What Is Muscle Saturation? A Complete Guide To SMO2 Training
You may have seen tools now become available the measure Muscle Saturation. But what is muscles saturation? In this article we look into how measuring this can help the triathlete take more precise control of their training.
What Is Muscle Saturation? A Complete Guide
As a triathlete, many of us rely on Heart Rate monitors to set out training zones, whether this is running, cycling, or even swimming.
But there is another metric, Muscle Oxygen Saturation. This can provide relevant data on how efficiently your muscles are using oxygen. The metric helps you to understand how efficiently your muscles are using oxygen during a workout.
While heart rate training often has downsides and inconsistencies, monitoring your Muscle Oxygen Saturation tends to be a more accurate monitoring tool. Since heart rate is a systemic measurement, Muscle Oxygen Saturation measurement can be specific to certain muscles and can then provide real-time measurement.
Measuring this can let the athlete know when the body goes from aerobic to anaerobic during a specific workout. Allowing you to distinguish the effort required for the duration.
Sm02 measures the oxygen level in your muscles or provides the percentage of delivery and consumption to the muscles. During recovery or rest, this will sit at around 50-60%. But this depends on your overall fitness and numerous other factors.
During any training or exercise, the increase in oxygen is in demand. Because of this, your heart rate rises, and the need for more oxygen to the muscles is greater.
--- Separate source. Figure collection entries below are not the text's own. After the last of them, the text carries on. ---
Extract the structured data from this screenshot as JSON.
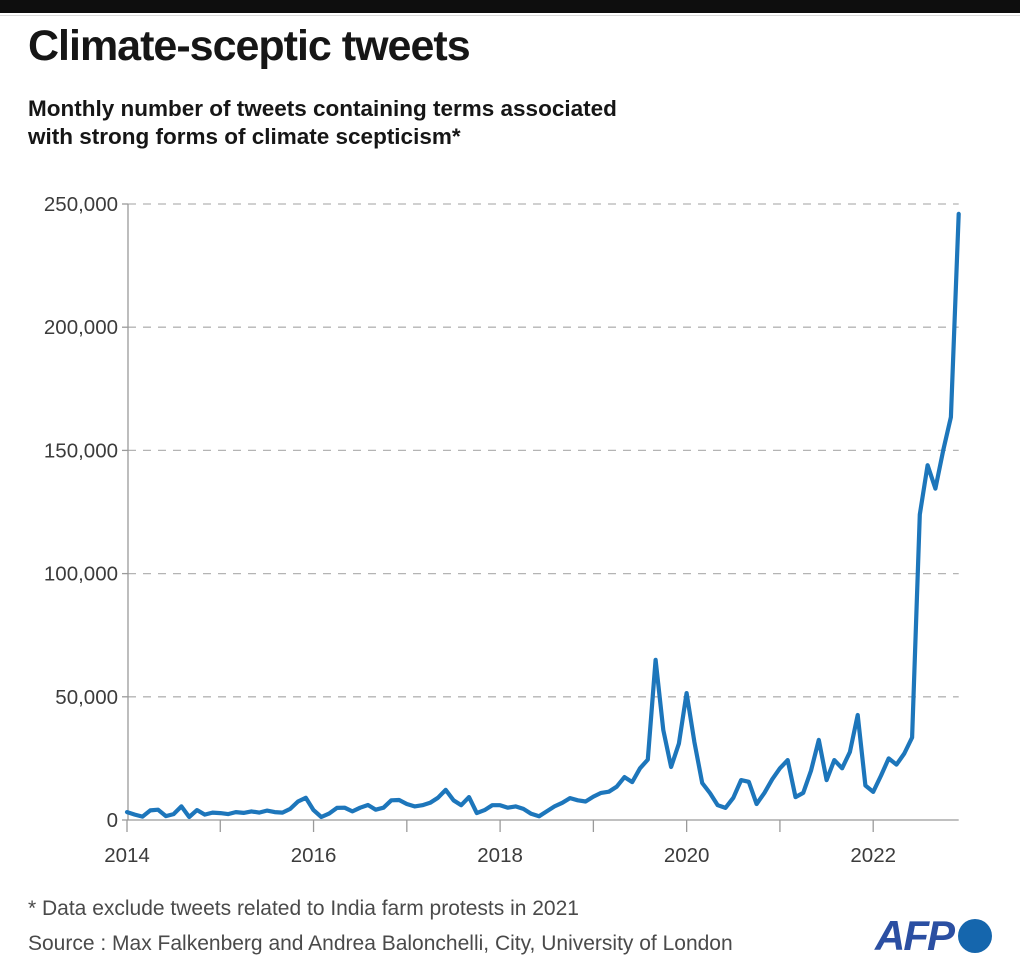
{
  "header": {
    "title": "Climate-sceptic tweets",
    "subtitle_lines": [
      "Monthly number of tweets containing terms associated",
      "with strong forms of climate scepticism*"
    ]
  },
  "footer": {
    "note": "* Data exclude tweets related to India farm protests in 2021",
    "source": "Source : Max Falkenberg and Andrea Balonchelli, City, University of London",
    "logo_text": "AFP"
  },
  "colors": {
    "line": "#1d76bb",
    "grid": "#b4b4b4",
    "axis": "#9a9a9a",
    "tick_label": "#3c3c3c",
    "top_bar": "#0e0e0e",
    "logo_text": "#2b4fa2",
    "logo_globe": "#1566ad"
  },
  "chart_data": {
    "type": "line",
    "title": "Climate-sceptic tweets",
    "subtitle": "Monthly number of tweets containing terms associated with strong forms of climate scepticism*",
    "xlabel": "",
    "ylabel": "",
    "x_unit": "month",
    "x_start": "2014-01",
    "x_end": "2022-12",
    "ylim": [
      0,
      250000
    ],
    "grid": "horizontal-dashed",
    "legend": "none",
    "y_ticks": [
      {
        "value": 0,
        "label": "0"
      },
      {
        "value": 50000,
        "label": "50,000"
      },
      {
        "value": 100000,
        "label": "100,000"
      },
      {
        "value": 150000,
        "label": "150,000"
      },
      {
        "value": 200000,
        "label": "200,000"
      },
      {
        "value": 250000,
        "label": "250,000"
      }
    ],
    "x_tick_years": [
      2014,
      2015,
      2016,
      2017,
      2018,
      2019,
      2020,
      2021,
      2022
    ],
    "x_labeled_years": [
      "2014",
      "2016",
      "2018",
      "2020",
      "2022"
    ],
    "series": [
      {
        "name": "Climate-sceptic tweets per month",
        "values": [
          3200,
          2200,
          1400,
          3900,
          4200,
          1600,
          2400,
          5500,
          1200,
          4000,
          2200,
          3000,
          2800,
          2400,
          3200,
          2900,
          3500,
          3000,
          3800,
          3200,
          3000,
          4500,
          7500,
          9000,
          4000,
          1200,
          2600,
          4900,
          5000,
          3500,
          5000,
          6100,
          4200,
          5000,
          8000,
          8100,
          6500,
          5500,
          6000,
          7000,
          9000,
          12200,
          8000,
          6000,
          9300,
          2800,
          4000,
          6000,
          6000,
          5000,
          5500,
          4500,
          2500,
          1500,
          3500,
          5500,
          7000,
          8900,
          8000,
          7500,
          9500,
          11000,
          11500,
          13500,
          17400,
          15400,
          21000,
          24500,
          65000,
          36500,
          21500,
          31000,
          51500,
          31600,
          15000,
          10900,
          6000,
          4900,
          9000,
          16200,
          15500,
          6500,
          11000,
          16500,
          21000,
          24300,
          9300,
          11000,
          20000,
          32500,
          16200,
          24300,
          21000,
          27600,
          42600,
          14000,
          11400,
          18000,
          25000,
          22500,
          27000,
          33500,
          124000,
          144000,
          134500,
          150000,
          163500,
          246000
        ]
      }
    ]
  }
}
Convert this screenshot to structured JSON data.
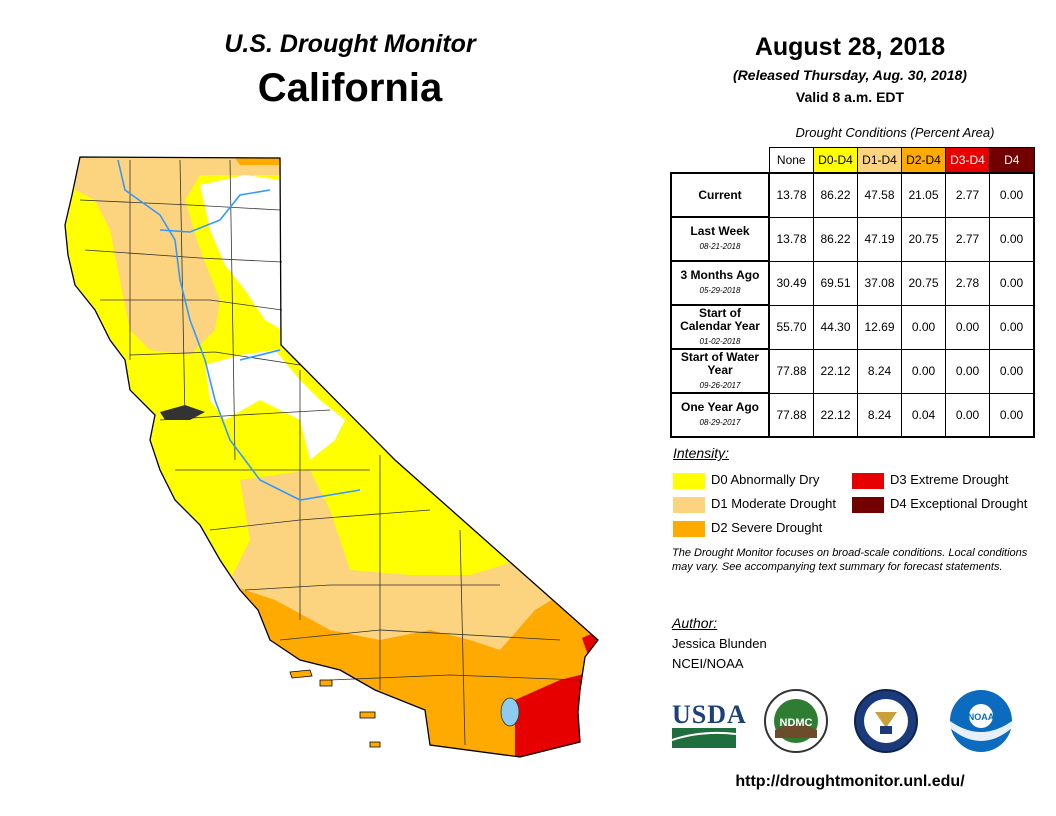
{
  "header": {
    "title": "U.S. Drought Monitor",
    "state": "California",
    "date": "August 28, 2018",
    "released": "(Released Thursday, Aug. 30, 2018)",
    "valid": "Valid 8 a.m. EDT"
  },
  "table": {
    "caption": "Drought Conditions (Percent Area)",
    "columns": [
      {
        "label": "None",
        "color": "#ffffff",
        "text_color": "#000000"
      },
      {
        "label": "D0-D4",
        "color": "#ffff00",
        "text_color": "#000000"
      },
      {
        "label": "D1-D4",
        "color": "#fcd37f",
        "text_color": "#000000"
      },
      {
        "label": "D2-D4",
        "color": "#ffaa00",
        "text_color": "#000000"
      },
      {
        "label": "D3-D4",
        "color": "#e60000",
        "text_color": "#ffffff"
      },
      {
        "label": "D4",
        "color": "#730000",
        "text_color": "#ffffff"
      }
    ],
    "rows": [
      {
        "label": "Current",
        "date": "",
        "values": [
          "13.78",
          "86.22",
          "47.58",
          "21.05",
          "2.77",
          "0.00"
        ]
      },
      {
        "label": "Last Week",
        "date": "08-21-2018",
        "values": [
          "13.78",
          "86.22",
          "47.19",
          "20.75",
          "2.77",
          "0.00"
        ]
      },
      {
        "label": "3 Months Ago",
        "date": "05-29-2018",
        "values": [
          "30.49",
          "69.51",
          "37.08",
          "20.75",
          "2.78",
          "0.00"
        ]
      },
      {
        "label": "Start of Calendar Year",
        "date": "01-02-2018",
        "values": [
          "55.70",
          "44.30",
          "12.69",
          "0.00",
          "0.00",
          "0.00"
        ]
      },
      {
        "label": "Start of Water Year",
        "date": "09-26-2017",
        "values": [
          "77.88",
          "22.12",
          "8.24",
          "0.00",
          "0.00",
          "0.00"
        ]
      },
      {
        "label": "One Year Ago",
        "date": "08-29-2017",
        "values": [
          "77.88",
          "22.12",
          "8.24",
          "0.04",
          "0.00",
          "0.00"
        ]
      }
    ]
  },
  "legend": {
    "title": "Intensity:",
    "items": [
      {
        "label": "D0 Abnormally Dry",
        "color": "#ffff00"
      },
      {
        "label": "D1 Moderate Drought",
        "color": "#fcd37f"
      },
      {
        "label": "D2 Severe Drought",
        "color": "#ffaa00"
      },
      {
        "label": "D3 Extreme Drought",
        "color": "#e60000"
      },
      {
        "label": "D4 Exceptional Drought",
        "color": "#730000"
      }
    ]
  },
  "note": "The Drought Monitor focuses on broad-scale conditions. Local conditions may vary. See accompanying text summary for forecast statements.",
  "author": {
    "title": "Author:",
    "name": "Jessica Blunden",
    "org": "NCEI/NOAA"
  },
  "logos": {
    "usda": "USDA",
    "ndmc": "NDMC",
    "noaa": "NOAA"
  },
  "url": "http://droughtmonitor.unl.edu/"
}
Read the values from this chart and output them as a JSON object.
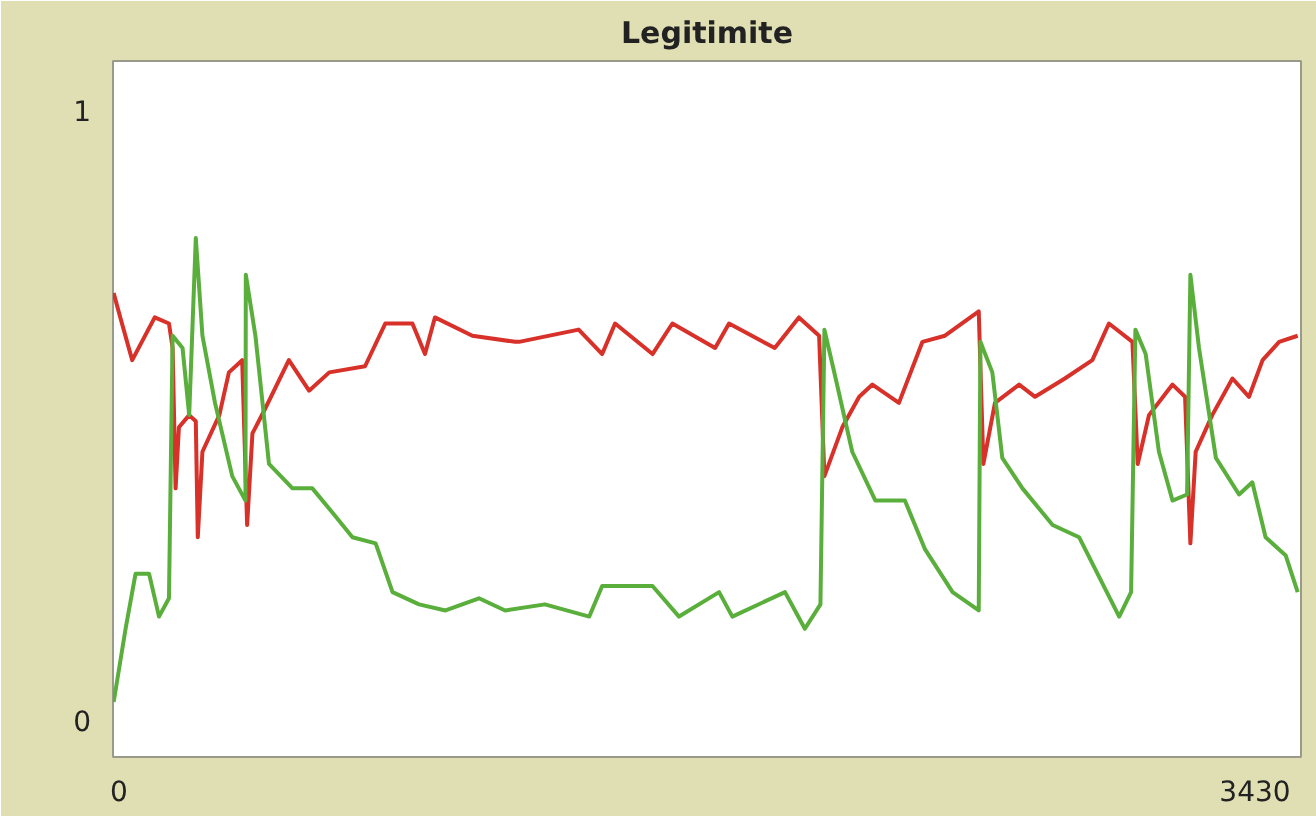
{
  "chart_data": {
    "type": "line",
    "title": "Legitimite",
    "xlim": [
      -18,
      3569
    ],
    "ylim": [
      -0.06,
      1.08
    ],
    "xticks": [
      0,
      3430
    ],
    "yticks": [
      0,
      1
    ],
    "marker": "none",
    "line_style": "solid",
    "series": [
      {
        "color": "#d7312a",
        "x": [
          -16,
          4,
          40,
          108,
          151,
          162,
          171,
          181,
          212,
          232,
          238,
          252,
          303,
          332,
          372,
          387,
          403,
          441,
          513,
          574,
          635,
          743,
          804,
          886,
          924,
          954,
          1067,
          1196,
          1208,
          1388,
          1459,
          1498,
          1611,
          1671,
          1800,
          1842,
          1980,
          2053,
          2114,
          2130,
          2184,
          2235,
          2275,
          2355,
          2426,
          2494,
          2596,
          2610,
          2645,
          2718,
          2766,
          2856,
          2939,
          2989,
          3060,
          3076,
          3110,
          3181,
          3219,
          3235,
          3251,
          3301,
          3362,
          3412,
          3453,
          3503,
          3559
        ],
        "values": [
          0.7,
          0.66,
          0.59,
          0.66,
          0.65,
          0.61,
          0.38,
          0.48,
          0.5,
          0.49,
          0.3,
          0.44,
          0.5,
          0.57,
          0.59,
          0.32,
          0.47,
          0.51,
          0.59,
          0.54,
          0.57,
          0.58,
          0.65,
          0.65,
          0.6,
          0.66,
          0.63,
          0.62,
          0.62,
          0.64,
          0.6,
          0.65,
          0.6,
          0.65,
          0.61,
          0.65,
          0.61,
          0.66,
          0.63,
          0.4,
          0.48,
          0.53,
          0.55,
          0.52,
          0.62,
          0.63,
          0.67,
          0.42,
          0.52,
          0.55,
          0.53,
          0.56,
          0.59,
          0.65,
          0.62,
          0.42,
          0.5,
          0.55,
          0.53,
          0.29,
          0.44,
          0.5,
          0.56,
          0.53,
          0.59,
          0.62,
          0.63
        ]
      },
      {
        "color": "#5aaf3c",
        "x": [
          -16,
          20,
          50,
          91,
          121,
          151,
          162,
          192,
          212,
          232,
          252,
          290,
          342,
          382,
          383,
          412,
          453,
          524,
          584,
          645,
          705,
          775,
          826,
          906,
          986,
          1087,
          1166,
          1286,
          1420,
          1459,
          1611,
          1691,
          1812,
          1852,
          2011,
          2071,
          2118,
          2130,
          2164,
          2214,
          2284,
          2373,
          2434,
          2517,
          2596,
          2601,
          2637,
          2667,
          2728,
          2819,
          2899,
          3020,
          3056,
          3069,
          3100,
          3140,
          3181,
          3225,
          3235,
          3261,
          3312,
          3382,
          3422,
          3462,
          3523,
          3559
        ],
        "values": [
          0.03,
          0.15,
          0.24,
          0.24,
          0.17,
          0.2,
          0.63,
          0.61,
          0.5,
          0.79,
          0.63,
          0.52,
          0.4,
          0.36,
          0.73,
          0.63,
          0.42,
          0.38,
          0.38,
          0.34,
          0.3,
          0.29,
          0.21,
          0.19,
          0.18,
          0.2,
          0.18,
          0.19,
          0.17,
          0.22,
          0.22,
          0.17,
          0.21,
          0.17,
          0.21,
          0.15,
          0.19,
          0.64,
          0.56,
          0.44,
          0.36,
          0.36,
          0.28,
          0.21,
          0.18,
          0.62,
          0.57,
          0.43,
          0.38,
          0.32,
          0.3,
          0.17,
          0.21,
          0.64,
          0.6,
          0.44,
          0.36,
          0.37,
          0.73,
          0.61,
          0.43,
          0.37,
          0.39,
          0.3,
          0.27,
          0.21
        ]
      }
    ]
  }
}
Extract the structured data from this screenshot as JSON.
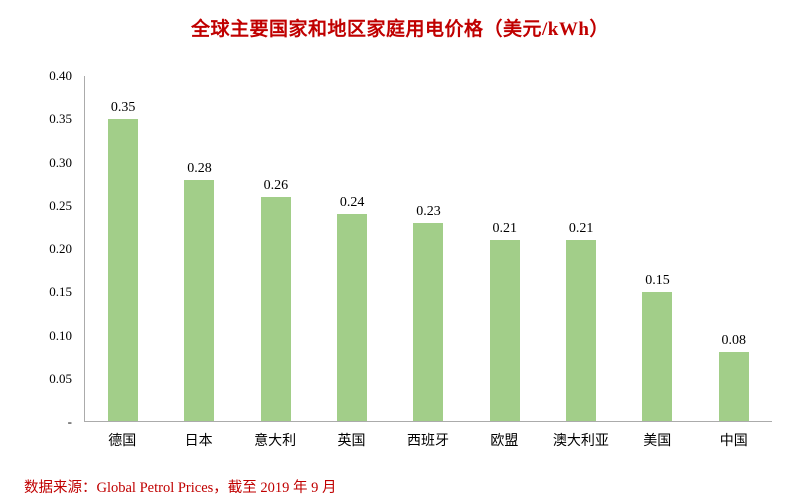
{
  "chart": {
    "title": "全球主要国家和地区家庭用电价格（美元/kWh）"
  },
  "chart_data": {
    "type": "bar",
    "title": "全球主要国家和地区家庭用电价格（美元/kWh）",
    "categories": [
      "德国",
      "日本",
      "意大利",
      "英国",
      "西班牙",
      "欧盟",
      "澳大利亚",
      "美国",
      "中国"
    ],
    "values": [
      0.35,
      0.28,
      0.26,
      0.24,
      0.23,
      0.21,
      0.21,
      0.15,
      0.08
    ],
    "value_labels": [
      "0.35",
      "0.28",
      "0.26",
      "0.24",
      "0.23",
      "0.21",
      "0.21",
      "0.15",
      "0.08"
    ],
    "xlabel": "",
    "ylabel": "",
    "ylim": [
      0,
      0.4
    ],
    "y_ticks": [
      "0.40",
      "0.35",
      "0.30",
      "0.25",
      "0.20",
      "0.15",
      "0.10",
      "0.05",
      "-"
    ],
    "grid": false,
    "legend": false,
    "bar_color": "#A2CE89"
  },
  "footer": {
    "source": "数据来源：Global Petrol Prices，截至 2019 年 9 月"
  },
  "colors": {
    "title": "#C00000",
    "source": "#C00000",
    "axis": "#ABABAB",
    "bar": "#A2CE89",
    "text": "#000000"
  }
}
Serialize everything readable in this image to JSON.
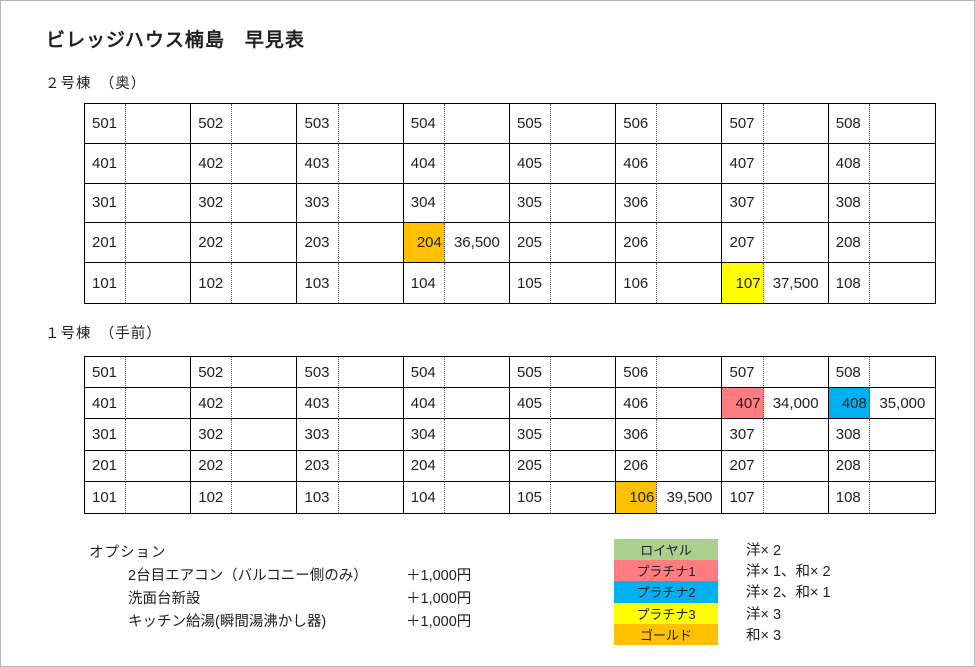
{
  "page": {
    "title": "ビレッジハウス楠島　早見表"
  },
  "buildings": [
    {
      "name": "２号棟　（奥）",
      "rows": [
        [
          {
            "room": "501"
          },
          {
            "room": "502"
          },
          {
            "room": "503"
          },
          {
            "room": "504"
          },
          {
            "room": "505"
          },
          {
            "room": "506"
          },
          {
            "room": "507"
          },
          {
            "room": "508"
          }
        ],
        [
          {
            "room": "401"
          },
          {
            "room": "402"
          },
          {
            "room": "403"
          },
          {
            "room": "404"
          },
          {
            "room": "405"
          },
          {
            "room": "406"
          },
          {
            "room": "407"
          },
          {
            "room": "408"
          }
        ],
        [
          {
            "room": "301"
          },
          {
            "room": "302"
          },
          {
            "room": "303"
          },
          {
            "room": "304"
          },
          {
            "room": "305"
          },
          {
            "room": "306"
          },
          {
            "room": "307"
          },
          {
            "room": "308"
          }
        ],
        [
          {
            "room": "201"
          },
          {
            "room": "202"
          },
          {
            "room": "203"
          },
          {
            "room": "204",
            "price": "36,500",
            "color": "#FFC000",
            "tier": "ゴールド"
          },
          {
            "room": "205"
          },
          {
            "room": "206"
          },
          {
            "room": "207"
          },
          {
            "room": "208"
          }
        ],
        [
          {
            "room": "101"
          },
          {
            "room": "102"
          },
          {
            "room": "103"
          },
          {
            "room": "104"
          },
          {
            "room": "105"
          },
          {
            "room": "106"
          },
          {
            "room": "107",
            "price": "37,500",
            "color": "#FFFF00",
            "tier": "プラチナ3"
          },
          {
            "room": "108"
          }
        ]
      ]
    },
    {
      "name": "１号棟　（手前）",
      "rows": [
        [
          {
            "room": "501"
          },
          {
            "room": "502"
          },
          {
            "room": "503"
          },
          {
            "room": "504"
          },
          {
            "room": "505"
          },
          {
            "room": "506"
          },
          {
            "room": "507"
          },
          {
            "room": "508"
          }
        ],
        [
          {
            "room": "401"
          },
          {
            "room": "402"
          },
          {
            "room": "403"
          },
          {
            "room": "404"
          },
          {
            "room": "405"
          },
          {
            "room": "406"
          },
          {
            "room": "407",
            "price": "34,000",
            "color": "#FF7C80",
            "tier": "プラチナ1"
          },
          {
            "room": "408",
            "price": "35,000",
            "color": "#00B0F0",
            "tier": "プラチナ2"
          }
        ],
        [
          {
            "room": "301"
          },
          {
            "room": "302"
          },
          {
            "room": "303"
          },
          {
            "room": "304"
          },
          {
            "room": "305"
          },
          {
            "room": "306"
          },
          {
            "room": "307"
          },
          {
            "room": "308"
          }
        ],
        [
          {
            "room": "201"
          },
          {
            "room": "202"
          },
          {
            "room": "203"
          },
          {
            "room": "204"
          },
          {
            "room": "205"
          },
          {
            "room": "206"
          },
          {
            "room": "207"
          },
          {
            "room": "208"
          }
        ],
        [
          {
            "room": "101"
          },
          {
            "room": "102"
          },
          {
            "room": "103"
          },
          {
            "room": "104"
          },
          {
            "room": "105"
          },
          {
            "room": "106",
            "price": "39,500",
            "color": "#FFC000",
            "tier": "ゴールド"
          },
          {
            "room": "107"
          },
          {
            "room": "108"
          }
        ]
      ]
    }
  ],
  "options": {
    "heading": "オプション",
    "items": [
      {
        "label": "2台目エアコン（バルコニー側のみ）",
        "price": "＋1,000円"
      },
      {
        "label": "洗面台新設",
        "price": "＋1,000円"
      },
      {
        "label": "キッチン給湯(瞬間湯沸かし器)",
        "price": "＋1,000円"
      }
    ]
  },
  "legend": [
    {
      "name": "ロイヤル",
      "color": "#A9D08E",
      "desc": "洋× 2"
    },
    {
      "name": "プラチナ1",
      "color": "#FF7C80",
      "desc": "洋× 1、和× 2"
    },
    {
      "name": "プラチナ2",
      "color": "#00B0F0",
      "desc": "洋× 2、和× 1"
    },
    {
      "name": "プラチナ3",
      "color": "#FFFF00",
      "desc": "洋× 3"
    },
    {
      "name": "ゴールド",
      "color": "#FFC000",
      "desc": "和× 3"
    }
  ]
}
This is where measuring the oxygen level in your muscles can provide good insight into when shifting from aerobic to anaerobic.
SMO2 Training – What You Should Know?
While Sm02 training is quite uncommon among amateur athletes, there are multiple devices that can measure Sm02 available.
Such devices can be located around a person’s quadricep. The measurement then comes from identifying the shades of red blood cells when they are transporting oxygen to the muscles. You then receive the data in real time via your Garmin or phone app from the manufacturer. It then provides the data in a percentage of the Sm02.
Optimizing your warm-up and recovery or determining your lactate threshold is a great way to make use of a SmO2 device. This allows lactate threshold testing without the need to go to a lab and undergo lactate threshold testing.
Once you are able to identify your lactate threshold and set your training zones, Sm02 measurement then becomes a great tool for pacing during an Ironman, Time Trial, or a running event.
While not only helping with maximal pacing strategies, Sm02 can be used with other metrics, such as power and heart rate to help give a better understanding of your training intensity and recovery.
SMO2 Vs SPO2 – How They Differ?
It is important not to get confused between what Sm02 vs Sp02 is. Sp02 measures the percentage of oxygen carrying haemoglobin in the blood, versus Sm02 which measures the oxygen saturation (SmO₂) levels in the muscles.
The measurement of both sm02 vs sp02 is important. Sp02 is a measurement that makes sure your blood oxygen saturation levels are at 95-100 percent. As we know the human body is very precise and needs a specific amount of oxygen on the blood to function properly.
For the healthy individual, the normal oxygen saturation level is around 95-100%. If the oxygen level drops below this, it can be a possible sign that there is a lung issue and the person may need supplementary oxygen.
On the other hand Sm02 is simply measuring the percentage of oxygen delivery and consumption in the muscles.
Oxygen Saturation Levels In Athletes
By knowing the oxygen saturation levels in athletes coaches are now able to pinpoint when Sm02 drops, causing fatigue. This allows coaches to analyse and guide the athlete to pacing strategies based on this information.
Oxygen saturation levels (Sp02) in athletes often decline when the athlete is fatiguing during the end of a workout. This means we can then adjust the intensity of the workout, preventing over training and fatigue. Because of this the carbon dioxide increases as well as lactic acid build up and thus haemoglobin oxygen saturation drops, then the need for oxygen increases.
Oxygen Saturation levels in athletes (Sp02) are often lower than the typical 95-100%. This is because of the tendency for blood oxygen levels to drop are common when training at high intensity.
There are multiple tools out on the market to measure muscle oxygen. One of these tools is Moxy Muscle. It is an oxygen monitoring system that measures the percentage of oxygen levels in a persons muscles when they train. through real time measurement it provides feedback on intensity.